Mayor Ed Lee’s misleading Sept. 10 testimony to the Board of Supervisors, where he deliberately distorted CleanPowerSF and defended the dubious actions of his appointees to kill the program, ranks right up there with some of the worst episodes (see “Power struggle,” page 12). If there were any doubts about Lee’s lack of political integrity and independence, about his unwillingness stand up to his corporate benefactors on the behalf of the people he was elected to serve, this appalling performance should settle them.
It was bad enough when PG&E used money from San Francisco ratepayers to bury public power advocates under an avalanche of lies, fear-mongering, and the testimony of paid political allies every election when its monopoly was being challenged, making it virtually impossible to have an honest conversation about the city’s energy and environmental needs.
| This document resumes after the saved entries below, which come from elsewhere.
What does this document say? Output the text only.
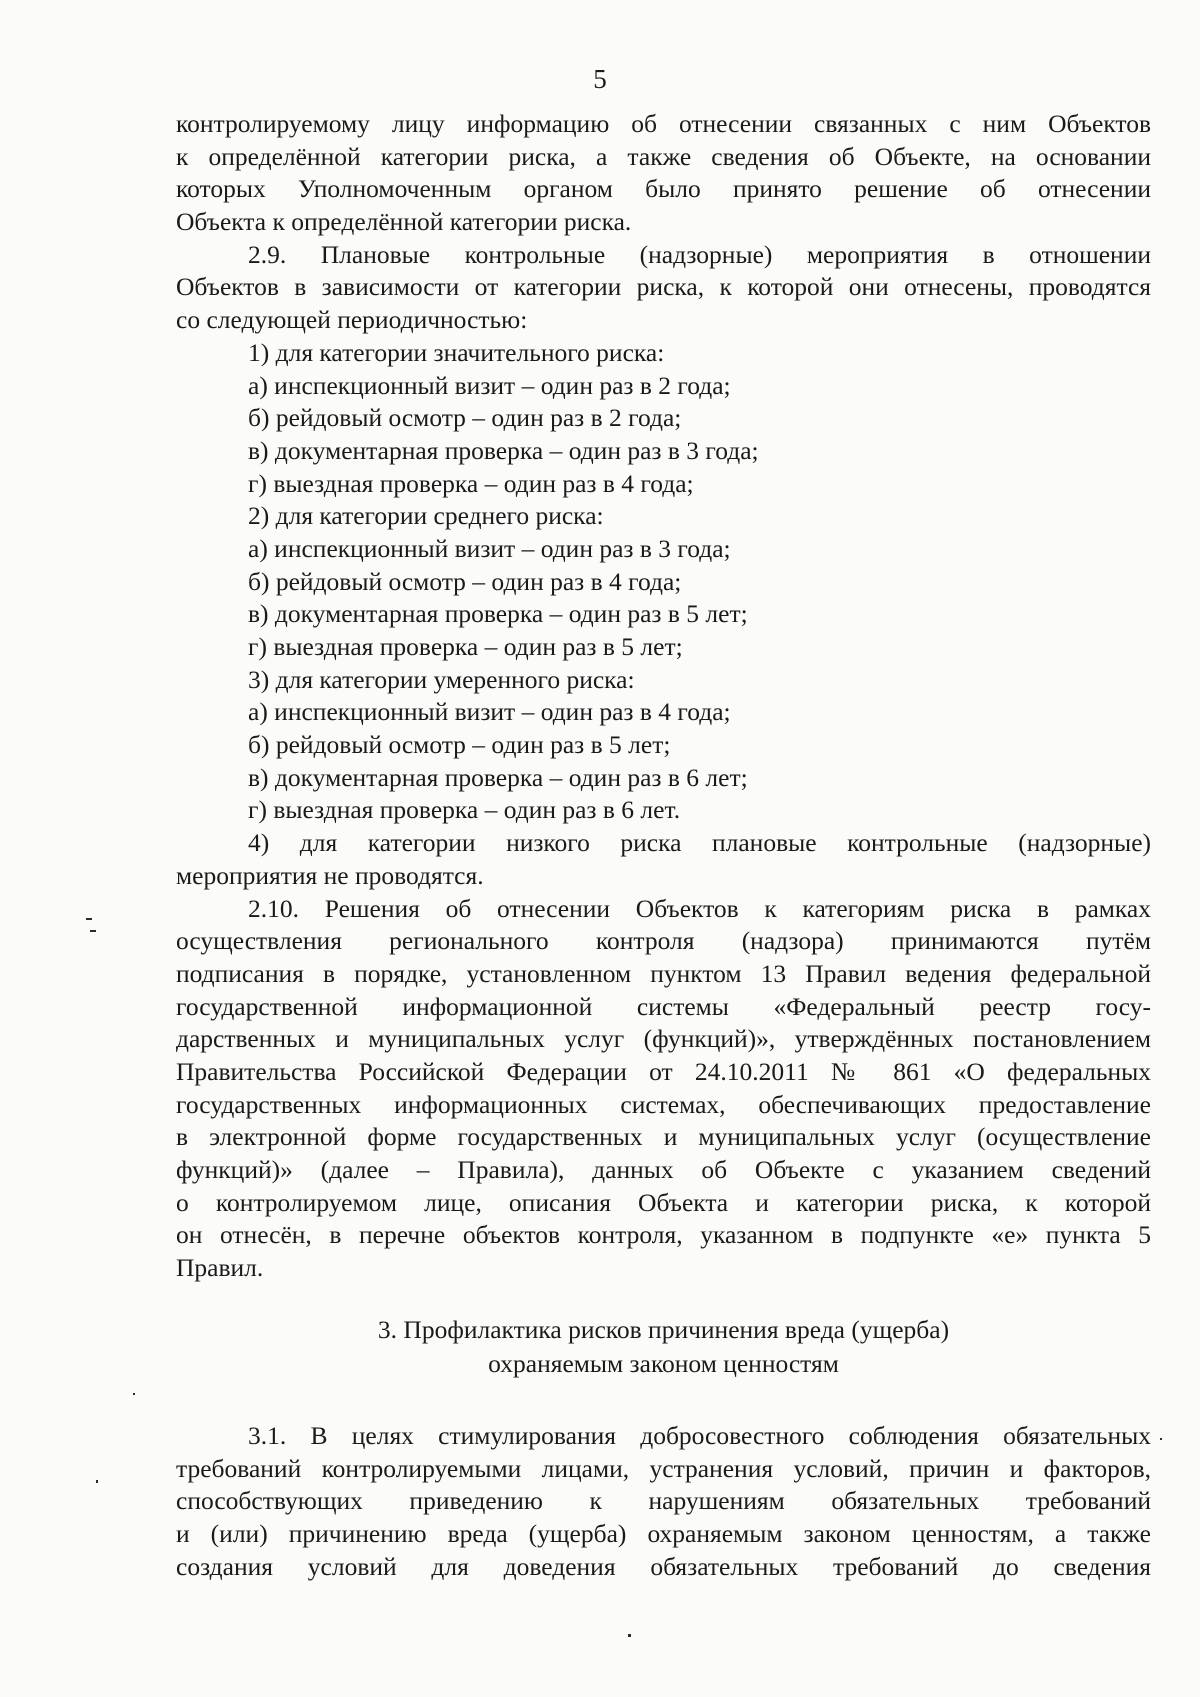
5
контролируемому лицу информацию об отнесении связанных с ним Объектов
к определённой категории риска, а также сведения об Объекте, на основании
которых Уполномоченным органом было принято решение об отнесении
Объекта к определённой категории риска.
2.9. Плановые контрольные (надзорные) мероприятия в отношении
Объектов в зависимости от категории риска, к которой они отнесены, проводятся
со следующей периодичностью:
1) для категории значительного риска:
а) инспекционный визит – один раз в 2 года;
б) рейдовый осмотр – один раз в 2 года;
в) документарная проверка – один раз в 3 года;
г) выездная проверка – один раз в 4 года;
2) для категории среднего риска:
а) инспекционный визит – один раз в 3 года;
б) рейдовый осмотр – один раз в 4 года;
в) документарная проверка – один раз в 5 лет;
г) выездная проверка – один раз в 5 лет;
3) для категории умеренного риска:
а) инспекционный визит – один раз в 4 года;
б) рейдовый осмотр – один раз в 5 лет;
в) документарная проверка – один раз в 6 лет;
г) выездная проверка – один раз в 6 лет.
4) для категории низкого риска плановые контрольные (надзорные)
мероприятия не проводятся.
2.10. Решения об отнесении Объектов к категориям риска в рамках
осуществления регионального контроля (надзора) принимаются путём
подписания в порядке, установленном пунктом 13 Правил ведения федеральной
государственной информационной системы «Федеральный реестр госу-
дарственных и муниципальных услуг (функций)», утверждённых постановлением
Правительства Российской Федерации от 24.10.2011 № 861 «О федеральных
государственных информационных системах, обеспечивающих предоставление
в электронной форме государственных и муниципальных услуг (осуществление
функций)» (далее – Правила), данных об Объекте с указанием сведений
о контролируемом лице, описания Объекта и категории риска, к которой
он отнесён, в перечне объектов контроля, указанном в подпункте «е» пункта 5
Правил.
3. Профилактика рисков причинения вреда (ущерба)
охраняемым законом ценностям
3.1. В целях стимулирования добросовестного соблюдения обязательных
требований контролируемыми лицами, устранения условий, причин и факторов,
способствующих приведению к нарушениям обязательных требований
и (или) причинению вреда (ущерба) охраняемым законом ценностям, а также
создания условий для доведения обязательных требований до сведения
But now that advocates for consumer choice and renewable energy have spent more than a decade developing a program that doesn’t require a popular vote, is competitive with PG&E’s rates, would create city-owned green energy projects serving residents for generations to come, and which was approved by a veto-proof majority on the Board of Supervisors, Mayor Lee has stooped to new lows in a desperate and transparent ploy to stop it.
Once again, as he did during his rash decision to remove Sheriff Ross Mirkarimi from office before even investigating his most serious official misconduct allegations, Mayor Lee has blithely created what Sen. Mark Leno calls a “Charter crisis.” Then, it was over the question of when one elected official should remove another; now, it is whether a trio of mayoral appointees can usurp the authority of the elected Board of Supervisors, the top policymaking body under the City Charter.
Relying on tortured logic and Clinton-esque legalese backflips doesn’t justify the SFPUC commissioners refusal to do their jobs — and it would be deemed official misconduct by a less corrupt mayor. But this mayor sees his job as simply carrying water for the people who put him there, whether that be Willie Brown and his longtime client PG&E, or venture capital Ron Conway and the companies that Lee is heaping with unprecedented tax breaks (see “Corporate welfare boom,” page 14). Please, isn’t there someone out there willing to challenge this corruption and run for mayor? This city, and the future generations living in the warming world we’re creating, deserve better.